It Will Be Enough

Surely it will.

It will be enough when the books, written by me, are on the shelves and people are smiling, snorting, crying, or shaking their heads as my words strike their funny bones or collide with their souls.

Or it will be enough when words of respect and affirmation for me are spoken aloud, and the exaltation I tried not to want is voiced in the hearing of all who have known me.

Or surely it will be enough when the one I love walks with me through the blossoms, holding my hand as we dream about the future and laugh often because we both think the other’s jokes are unrivaled.

It will be enough when the blue-eyed child runs to snuggle with me, calling me “Mama” because with me is the place where he is safe and loved and at home.

Or it will be enough when the children of my children make me proud with their diplomas, their paintings, and their babies.

Right?

Surely it will be enough.

But what if it isn’t?

What if, for every positive review of my books, there is someone laughing, not at my jokes, but at the absurdity of the idea that this author thought she was capable of writing?

What if, after all the affirming words are said, I still feel empty and long for more?

What if we miss blossom season because we’re too busy, and when we finally make time to go on a walk it’s too hot to hold hands, and I’m not dreaming about the future because I’m mad about something he did this morning, and the flies don’t stop landing on my head, and we both think the other’s silence is unrivaled?

What if the blue-eyed child is running to “Mama” for the fifth time in the night when all I want to do is to sleep uninterrupted for once in my life?

What if the children of my children live in the depths of mental illness and depression and I don’t know how to help?

What if my “what ifs” do not even come close to the disappointment, darkness, and loss I will experience during my life?

Sometimes I wonder if it is even worth it to dream and desire if all paths lead to brokenness and the wisest man in the history of the world concluded that everything is meaningless.
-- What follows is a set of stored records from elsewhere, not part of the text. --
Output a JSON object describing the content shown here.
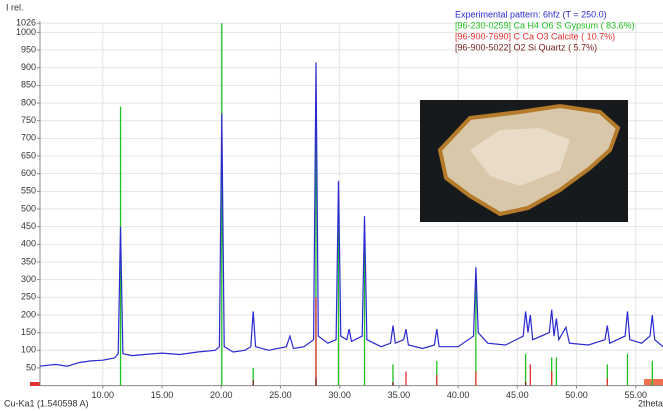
{
  "chart_data": {
    "type": "line",
    "y_label": "I rel.",
    "x_label": "2theta",
    "footer": "Cu-Ka1 (1.540598 A)",
    "xlim": [
      4.7,
      57.3
    ],
    "ylim": [
      0,
      1026
    ],
    "xticks": [
      {
        "value": 10,
        "label": "10.00"
      },
      {
        "value": 15,
        "label": "15.00"
      },
      {
        "value": 20,
        "label": "20.00"
      },
      {
        "value": 25,
        "label": "25.00"
      },
      {
        "value": 30,
        "label": "30.00"
      },
      {
        "value": 35,
        "label": "35.00"
      },
      {
        "value": 40,
        "label": "40.00"
      },
      {
        "value": 45,
        "label": "45.00"
      },
      {
        "value": 50,
        "label": "50.00"
      },
      {
        "value": 55,
        "label": "55.00"
      }
    ],
    "yticks": [
      50,
      100,
      150,
      200,
      250,
      300,
      350,
      400,
      450,
      500,
      550,
      600,
      650,
      700,
      750,
      800,
      850,
      900,
      950,
      1000,
      1026
    ],
    "grid": true,
    "series": [
      {
        "name": "Experimental pattern: 6hfz (T = 250.0)",
        "type": "line",
        "color": "#2a2ad0",
        "x": [
          4.7,
          6,
          7,
          8,
          9,
          10,
          11,
          11.3,
          11.5,
          11.7,
          12.5,
          13.5,
          15,
          16.5,
          18,
          19.5,
          19.85,
          20.05,
          20.25,
          21,
          22,
          22.5,
          22.7,
          22.9,
          24,
          25.5,
          25.8,
          26.1,
          27,
          27.8,
          28,
          28.2,
          29,
          29.7,
          29.9,
          30.1,
          30.6,
          30.8,
          31,
          31.9,
          32.1,
          32.3,
          33.5,
          34.3,
          34.5,
          34.7,
          35.4,
          35.6,
          35.8,
          37,
          38,
          38.2,
          38.4,
          40,
          41.3,
          41.5,
          41.7,
          42.5,
          44,
          45.5,
          45.7,
          45.9,
          46.1,
          46.3,
          47.7,
          47.9,
          48.1,
          48.3,
          48.5,
          49.1,
          49.4,
          51,
          52.4,
          52.6,
          52.8,
          54.1,
          54.3,
          54.5,
          55.5,
          56.2,
          56.4,
          56.6,
          57.3
        ],
        "values": [
          55,
          60,
          55,
          65,
          70,
          72,
          78,
          90,
          450,
          90,
          85,
          88,
          92,
          88,
          95,
          100,
          110,
          770,
          110,
          95,
          100,
          110,
          210,
          110,
          100,
          110,
          140,
          105,
          110,
          130,
          915,
          140,
          120,
          130,
          580,
          140,
          130,
          160,
          125,
          140,
          480,
          130,
          110,
          120,
          170,
          120,
          130,
          160,
          115,
          105,
          115,
          160,
          110,
          110,
          140,
          335,
          150,
          120,
          115,
          140,
          210,
          150,
          200,
          130,
          150,
          215,
          140,
          190,
          130,
          165,
          120,
          115,
          130,
          170,
          120,
          140,
          210,
          130,
          120,
          140,
          200,
          130,
          110
        ]
      },
      {
        "name": "[96-230-0259] Ca H4 O6 S Gypsum ( 83.6%)",
        "type": "stick",
        "color": "#22c022",
        "x": [
          11.5,
          20.05,
          22.7,
          28.0,
          29.9,
          32.1,
          34.5,
          38.2,
          41.5,
          45.7,
          47.9,
          48.3,
          52.6,
          54.3,
          56.4
        ],
        "values": [
          790,
          1026,
          50,
          740,
          450,
          390,
          60,
          70,
          300,
          90,
          80,
          80,
          60,
          90,
          70
        ]
      },
      {
        "name": "[96-900-7690] C Ca O3  Calcite ( 10.7%)",
        "type": "stick",
        "color": "#e83030",
        "x": [
          28.0,
          35.6,
          38.2,
          41.5,
          46.1,
          47.9,
          52.6
        ],
        "values": [
          250,
          40,
          30,
          40,
          60,
          40,
          20
        ]
      },
      {
        "name": "[96-900-5022] O2 Si  Quartz (  5.7%)",
        "type": "stick",
        "color": "#7a1f1f",
        "x": [
          22.7,
          28.0,
          34.5,
          45.7
        ],
        "values": [
          15,
          20,
          10,
          10
        ]
      }
    ]
  }
}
But I cannot live that way.

I will continue to dream and desire, but I will not expect my accomplishments or circumstances to be my life and fulfillment.

It will be enough when I am with and fully reconciled to the beautiful God, the Life, for whom I was made.

And what if…

What if this being with Him takes the blinders off and makes me realize that all along, I had everything because I had Him –the Living Water and the Love that would not let me go?